Categorical Columns: 
['gender', 'car', 'reality', 'income_type', 'edu_type', 'family_type', 'house_type', 'occyp_type']

Numeric Columns: 
['child_num', 'income_total', 'DAYS_BIRTH', 'DAYS_EMPLOYED', 'FLAG_MOBIL', 'work_phone', 'phone', 'email', 'family_size', 'begin_month']


#### 라벨 데이터 인코딩

In [7]:
label = label.astype(int)

#### 전처리 프로세스 함수로 작성

In [8]:
from sklearn.impute import SimpleImputer
from sklearn.preprocessing import StandardScaler, OneHotEncoder

def preprocess(x_train, x_valid, x_test):
    tmp_x_train = x_train.copy()
    tmp_x_valid = x_valid.copy()
    tmp_x_test  = x_test.copy()
    
    tmp_x_train.reset_index(drop=True, inplace=True)
    tmp_x_valid.reset_index(drop=True, inplace=True)
    
    # 결측치 처리
    imputer = SimpleImputer(strategy='most_frequent')
    tmp_x_train[cat_columns] = imputer.fit_transform(tmp_x_train[cat_columns])
    tmp_x_valid[cat_columns] = imputer.transform(tmp_x_valid[cat_columns])
    tmp_x_test[cat_columns]  = imputer.transform(tmp_x_test[cat_columns])
    
    # 스케일링
    scaler = StandardScaler()
    tmp_x_train[num_columns] = scaler.fit_transform(tmp_x_train[num_columns])
    tmp_x_valid[num_columns] = scaler.transform(tmp_x_valid[num_columns])
    tmp_x_test[num_columns]  = scaler.transform(tmp_x_test[num_columns])

    # 인코딩
    ohe = OneHotEncoder(sparse=False)
    ohe.fit(tmp_x_train[cat_columns])
    
    tmp_x_train_cat = pd.DataFrame(ohe.transform(tmp_x_train[cat_columns]))
    tmp_x_valid_cat = pd.DataFrame(ohe.transform(tmp_x_valid[cat_columns]))
    tmp_x_test_cat  = pd.DataFrame(ohe.transform(tmp_x_test[cat_columns]))
    
    tmp_x_train.drop(columns=cat_columns, inplace=True)
    tmp_x_valid.drop(columns=cat_columns, inplace=True)
    tmp_x_test.drop(columns=cat_columns, inplace=True)
    
    tmp_x_train = pd.concat([tmp_x_train, tmp_x_train_cat], axis=1)
    tmp_x_valid = pd.concat([tmp_x_valid, tmp_x_valid_cat], axis=1)
    tmp_x_test  = pd.concat([tmp_x_test, tmp_x_test_cat], axis=1)
    
    return tmp_x_train, tmp_x_valid, tmp_x_test

### Ensemble

In [9]:
from sklearn.model_selection import StratifiedKFold
from sklearn.metrics import log_loss
from xgboost import XGBClassifier

def train():
    with wandb.init() as run:
        params = wandb.config
        
        val_scores = list()
        n_splits = 5

        skf = StratifiedKFold(n_splits=n_splits, shuffle=True, random_state=42)
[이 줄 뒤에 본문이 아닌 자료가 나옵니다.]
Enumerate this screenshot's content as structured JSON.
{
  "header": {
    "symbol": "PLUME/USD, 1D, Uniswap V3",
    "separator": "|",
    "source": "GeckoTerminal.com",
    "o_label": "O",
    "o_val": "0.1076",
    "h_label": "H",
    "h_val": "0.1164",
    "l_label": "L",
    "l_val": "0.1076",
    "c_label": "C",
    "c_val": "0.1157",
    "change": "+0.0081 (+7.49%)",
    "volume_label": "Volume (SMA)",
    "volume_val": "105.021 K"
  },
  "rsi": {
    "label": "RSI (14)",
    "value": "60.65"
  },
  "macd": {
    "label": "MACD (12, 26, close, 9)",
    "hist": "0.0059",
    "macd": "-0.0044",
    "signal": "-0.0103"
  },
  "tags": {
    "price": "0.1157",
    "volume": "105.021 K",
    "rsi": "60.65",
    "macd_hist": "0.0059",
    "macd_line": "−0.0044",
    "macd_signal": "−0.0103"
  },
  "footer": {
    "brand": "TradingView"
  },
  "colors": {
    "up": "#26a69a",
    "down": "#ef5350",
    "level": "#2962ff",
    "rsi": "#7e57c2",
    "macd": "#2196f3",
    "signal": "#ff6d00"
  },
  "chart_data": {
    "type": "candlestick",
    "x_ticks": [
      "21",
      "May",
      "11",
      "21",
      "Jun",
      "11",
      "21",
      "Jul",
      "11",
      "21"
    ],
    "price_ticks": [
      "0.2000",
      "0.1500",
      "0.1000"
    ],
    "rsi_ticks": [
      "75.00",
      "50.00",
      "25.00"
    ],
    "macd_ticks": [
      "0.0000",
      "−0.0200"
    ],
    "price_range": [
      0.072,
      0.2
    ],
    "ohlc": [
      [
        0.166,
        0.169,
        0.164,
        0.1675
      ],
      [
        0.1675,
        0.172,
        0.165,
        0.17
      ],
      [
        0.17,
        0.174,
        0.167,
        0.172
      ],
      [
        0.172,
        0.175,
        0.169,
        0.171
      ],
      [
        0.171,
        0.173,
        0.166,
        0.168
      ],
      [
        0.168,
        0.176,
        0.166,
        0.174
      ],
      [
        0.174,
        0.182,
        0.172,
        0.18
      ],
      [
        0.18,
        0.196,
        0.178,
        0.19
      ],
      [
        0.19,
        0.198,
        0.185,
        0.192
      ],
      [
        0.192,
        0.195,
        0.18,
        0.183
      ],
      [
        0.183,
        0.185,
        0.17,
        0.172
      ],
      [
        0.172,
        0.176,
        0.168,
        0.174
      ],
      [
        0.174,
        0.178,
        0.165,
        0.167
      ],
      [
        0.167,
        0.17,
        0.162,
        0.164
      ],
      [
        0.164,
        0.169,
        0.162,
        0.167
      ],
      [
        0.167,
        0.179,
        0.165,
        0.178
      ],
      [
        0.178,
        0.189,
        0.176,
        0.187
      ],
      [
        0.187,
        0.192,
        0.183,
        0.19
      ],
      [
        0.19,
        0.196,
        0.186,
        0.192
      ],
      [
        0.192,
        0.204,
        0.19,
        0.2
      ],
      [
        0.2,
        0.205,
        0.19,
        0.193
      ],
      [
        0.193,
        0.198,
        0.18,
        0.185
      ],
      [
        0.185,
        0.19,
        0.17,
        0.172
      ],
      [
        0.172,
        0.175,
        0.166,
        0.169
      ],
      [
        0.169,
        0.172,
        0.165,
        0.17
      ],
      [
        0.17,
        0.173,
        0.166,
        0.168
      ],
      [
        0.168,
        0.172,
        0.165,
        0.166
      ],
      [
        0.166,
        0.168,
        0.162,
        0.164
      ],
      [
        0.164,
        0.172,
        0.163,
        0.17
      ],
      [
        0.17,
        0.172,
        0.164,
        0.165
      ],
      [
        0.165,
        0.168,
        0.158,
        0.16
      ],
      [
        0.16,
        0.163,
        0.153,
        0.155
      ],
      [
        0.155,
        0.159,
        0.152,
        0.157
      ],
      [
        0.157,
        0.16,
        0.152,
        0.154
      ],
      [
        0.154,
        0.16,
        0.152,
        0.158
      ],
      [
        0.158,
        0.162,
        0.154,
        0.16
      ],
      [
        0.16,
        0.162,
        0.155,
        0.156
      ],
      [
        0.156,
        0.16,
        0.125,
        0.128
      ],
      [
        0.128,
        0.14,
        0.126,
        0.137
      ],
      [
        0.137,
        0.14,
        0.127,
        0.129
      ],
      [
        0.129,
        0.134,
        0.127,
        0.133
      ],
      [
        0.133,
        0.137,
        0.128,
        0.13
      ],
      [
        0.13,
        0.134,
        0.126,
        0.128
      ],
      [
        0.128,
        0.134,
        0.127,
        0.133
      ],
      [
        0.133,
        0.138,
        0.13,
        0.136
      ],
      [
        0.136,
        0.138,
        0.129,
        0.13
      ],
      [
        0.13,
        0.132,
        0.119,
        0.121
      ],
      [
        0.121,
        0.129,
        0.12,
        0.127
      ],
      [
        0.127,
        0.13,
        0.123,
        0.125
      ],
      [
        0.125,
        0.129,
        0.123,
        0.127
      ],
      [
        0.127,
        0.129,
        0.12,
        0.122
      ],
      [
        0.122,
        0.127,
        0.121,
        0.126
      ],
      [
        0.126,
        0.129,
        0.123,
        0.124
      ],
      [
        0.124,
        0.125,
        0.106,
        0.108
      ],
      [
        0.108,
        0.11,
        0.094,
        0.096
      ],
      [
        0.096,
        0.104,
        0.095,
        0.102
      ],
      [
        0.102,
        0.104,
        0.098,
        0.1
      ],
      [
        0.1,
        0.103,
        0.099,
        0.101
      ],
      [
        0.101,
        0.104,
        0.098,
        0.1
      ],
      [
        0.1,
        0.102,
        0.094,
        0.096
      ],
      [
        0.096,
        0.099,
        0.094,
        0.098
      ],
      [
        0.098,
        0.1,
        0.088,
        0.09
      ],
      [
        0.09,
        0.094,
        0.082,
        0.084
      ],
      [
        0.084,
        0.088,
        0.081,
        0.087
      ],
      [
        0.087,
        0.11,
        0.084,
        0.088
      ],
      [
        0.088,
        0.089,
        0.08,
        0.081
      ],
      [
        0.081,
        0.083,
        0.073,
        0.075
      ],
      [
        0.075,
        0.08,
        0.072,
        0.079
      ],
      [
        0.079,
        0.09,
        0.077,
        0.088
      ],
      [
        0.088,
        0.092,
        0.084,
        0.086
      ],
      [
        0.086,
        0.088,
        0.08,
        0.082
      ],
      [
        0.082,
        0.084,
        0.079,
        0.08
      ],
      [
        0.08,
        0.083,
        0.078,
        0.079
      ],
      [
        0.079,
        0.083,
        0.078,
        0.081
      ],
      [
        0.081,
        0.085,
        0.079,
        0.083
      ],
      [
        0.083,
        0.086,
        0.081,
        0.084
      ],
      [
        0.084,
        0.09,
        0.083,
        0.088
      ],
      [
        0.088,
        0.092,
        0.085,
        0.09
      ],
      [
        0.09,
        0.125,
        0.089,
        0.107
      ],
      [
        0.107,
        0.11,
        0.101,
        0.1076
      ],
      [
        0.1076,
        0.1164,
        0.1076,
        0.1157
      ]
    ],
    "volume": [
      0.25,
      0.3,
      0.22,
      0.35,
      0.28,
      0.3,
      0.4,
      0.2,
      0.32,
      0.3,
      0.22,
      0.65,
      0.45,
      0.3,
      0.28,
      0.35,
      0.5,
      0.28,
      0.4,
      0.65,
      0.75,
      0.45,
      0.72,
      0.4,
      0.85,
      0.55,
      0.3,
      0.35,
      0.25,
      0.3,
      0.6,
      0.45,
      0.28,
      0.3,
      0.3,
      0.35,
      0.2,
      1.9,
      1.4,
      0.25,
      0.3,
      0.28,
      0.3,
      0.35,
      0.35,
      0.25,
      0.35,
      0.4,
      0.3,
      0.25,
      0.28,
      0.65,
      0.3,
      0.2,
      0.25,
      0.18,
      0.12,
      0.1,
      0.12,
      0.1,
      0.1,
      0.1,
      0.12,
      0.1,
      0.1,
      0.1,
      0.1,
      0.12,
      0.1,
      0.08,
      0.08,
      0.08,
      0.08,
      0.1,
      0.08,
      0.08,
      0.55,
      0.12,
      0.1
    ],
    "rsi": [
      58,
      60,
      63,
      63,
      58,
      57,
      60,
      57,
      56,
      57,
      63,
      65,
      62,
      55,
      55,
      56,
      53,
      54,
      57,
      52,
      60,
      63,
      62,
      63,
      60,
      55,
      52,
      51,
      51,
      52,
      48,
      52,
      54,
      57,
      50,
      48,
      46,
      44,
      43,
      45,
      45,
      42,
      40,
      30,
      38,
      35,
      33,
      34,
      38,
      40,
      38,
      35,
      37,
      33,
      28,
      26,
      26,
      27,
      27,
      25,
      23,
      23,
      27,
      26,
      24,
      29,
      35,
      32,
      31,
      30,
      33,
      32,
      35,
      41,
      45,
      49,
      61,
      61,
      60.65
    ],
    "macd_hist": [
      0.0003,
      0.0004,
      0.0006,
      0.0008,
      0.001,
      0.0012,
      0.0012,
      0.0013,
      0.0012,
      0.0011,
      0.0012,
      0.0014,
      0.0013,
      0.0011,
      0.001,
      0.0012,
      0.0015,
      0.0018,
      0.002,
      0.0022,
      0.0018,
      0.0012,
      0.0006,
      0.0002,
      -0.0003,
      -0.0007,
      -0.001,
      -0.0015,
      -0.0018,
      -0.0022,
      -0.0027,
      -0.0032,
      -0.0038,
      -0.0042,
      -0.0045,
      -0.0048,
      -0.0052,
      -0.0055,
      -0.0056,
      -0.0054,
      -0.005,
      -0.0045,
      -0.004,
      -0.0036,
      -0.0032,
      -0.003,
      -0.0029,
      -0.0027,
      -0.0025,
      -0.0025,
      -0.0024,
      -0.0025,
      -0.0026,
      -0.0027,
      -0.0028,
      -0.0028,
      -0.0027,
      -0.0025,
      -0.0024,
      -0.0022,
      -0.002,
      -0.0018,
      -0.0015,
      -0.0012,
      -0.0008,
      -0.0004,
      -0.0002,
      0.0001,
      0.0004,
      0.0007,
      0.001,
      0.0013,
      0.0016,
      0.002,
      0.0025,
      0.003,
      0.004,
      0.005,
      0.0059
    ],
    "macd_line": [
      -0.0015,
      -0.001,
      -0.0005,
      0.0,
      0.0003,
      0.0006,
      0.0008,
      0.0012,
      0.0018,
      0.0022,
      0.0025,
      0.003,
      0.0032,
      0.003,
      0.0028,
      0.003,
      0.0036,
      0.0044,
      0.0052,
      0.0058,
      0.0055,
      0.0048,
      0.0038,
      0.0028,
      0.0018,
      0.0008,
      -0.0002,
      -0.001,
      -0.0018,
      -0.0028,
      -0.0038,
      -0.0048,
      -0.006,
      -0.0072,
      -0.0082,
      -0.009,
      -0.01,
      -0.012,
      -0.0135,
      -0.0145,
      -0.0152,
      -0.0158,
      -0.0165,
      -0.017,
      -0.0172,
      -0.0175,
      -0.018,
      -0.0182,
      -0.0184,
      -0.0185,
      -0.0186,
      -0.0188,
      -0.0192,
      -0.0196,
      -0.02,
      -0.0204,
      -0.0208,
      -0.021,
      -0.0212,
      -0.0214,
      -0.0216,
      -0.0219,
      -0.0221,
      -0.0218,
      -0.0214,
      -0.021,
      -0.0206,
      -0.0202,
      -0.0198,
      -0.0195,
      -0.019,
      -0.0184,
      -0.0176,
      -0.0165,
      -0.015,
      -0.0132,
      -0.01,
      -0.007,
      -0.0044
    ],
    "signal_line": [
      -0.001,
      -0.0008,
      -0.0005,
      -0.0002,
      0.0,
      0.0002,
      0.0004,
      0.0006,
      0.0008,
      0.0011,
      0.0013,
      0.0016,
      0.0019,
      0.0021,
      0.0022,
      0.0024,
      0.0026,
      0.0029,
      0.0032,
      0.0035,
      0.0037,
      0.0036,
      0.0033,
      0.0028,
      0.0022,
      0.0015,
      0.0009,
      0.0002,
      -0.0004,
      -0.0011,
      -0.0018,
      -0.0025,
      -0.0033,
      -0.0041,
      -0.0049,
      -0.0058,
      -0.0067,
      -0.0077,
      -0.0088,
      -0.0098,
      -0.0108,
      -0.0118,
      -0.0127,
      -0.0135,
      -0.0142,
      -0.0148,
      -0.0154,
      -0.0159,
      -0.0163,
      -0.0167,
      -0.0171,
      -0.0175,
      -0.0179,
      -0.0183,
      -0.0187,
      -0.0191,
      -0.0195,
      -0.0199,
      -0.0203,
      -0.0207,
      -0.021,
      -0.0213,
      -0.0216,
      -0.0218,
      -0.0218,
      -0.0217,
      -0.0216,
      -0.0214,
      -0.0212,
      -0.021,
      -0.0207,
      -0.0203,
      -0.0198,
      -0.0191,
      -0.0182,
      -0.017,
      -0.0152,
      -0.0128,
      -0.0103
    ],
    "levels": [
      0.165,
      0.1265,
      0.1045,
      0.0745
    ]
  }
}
        for i, (trn_idx, val_idx) in enumerate(skf.split(data, label)):
            x_train, y_train = data.iloc[trn_idx, :], label.iloc[trn_idx,]
            x_valid, y_valid = data.iloc[val_idx, :], label.iloc[val_idx,]

            # 전처리
            x_train, x_valid, x_test = preprocess(x_train, x_valid, test)

            # 모델 정의
            model = XGBClassifier(n_estimators=1000,
                                  max_depth=params['max_depth'],
                                  subsample=params['subsample'],
                                  colsample_bytree=params['colsample_bytree'],
#                                   tree_method='gpu_hist',
                                  n_jobs=n_cpus-1)

            # 모델 학습
            model.fit(x_train, y_train, 
                      eval_metric='mlogloss', 
                      eval_set=[[x_train, y_train], [x_valid, y_valid]],
                      early_stopping_rounds=100,
                      verbose=100)

            # 훈련, 검증 데이터 log_loss 확인
            trn_logloss = log_loss(y_train, model.predict_proba(x_train))
            val_logloss = log_loss(y_valid, model.predict_proba(x_valid))
            print('{} Fold, train logloss : {:.4f}4, validation logloss : {:.4f}'.format(i, trn_logloss, val_logloss))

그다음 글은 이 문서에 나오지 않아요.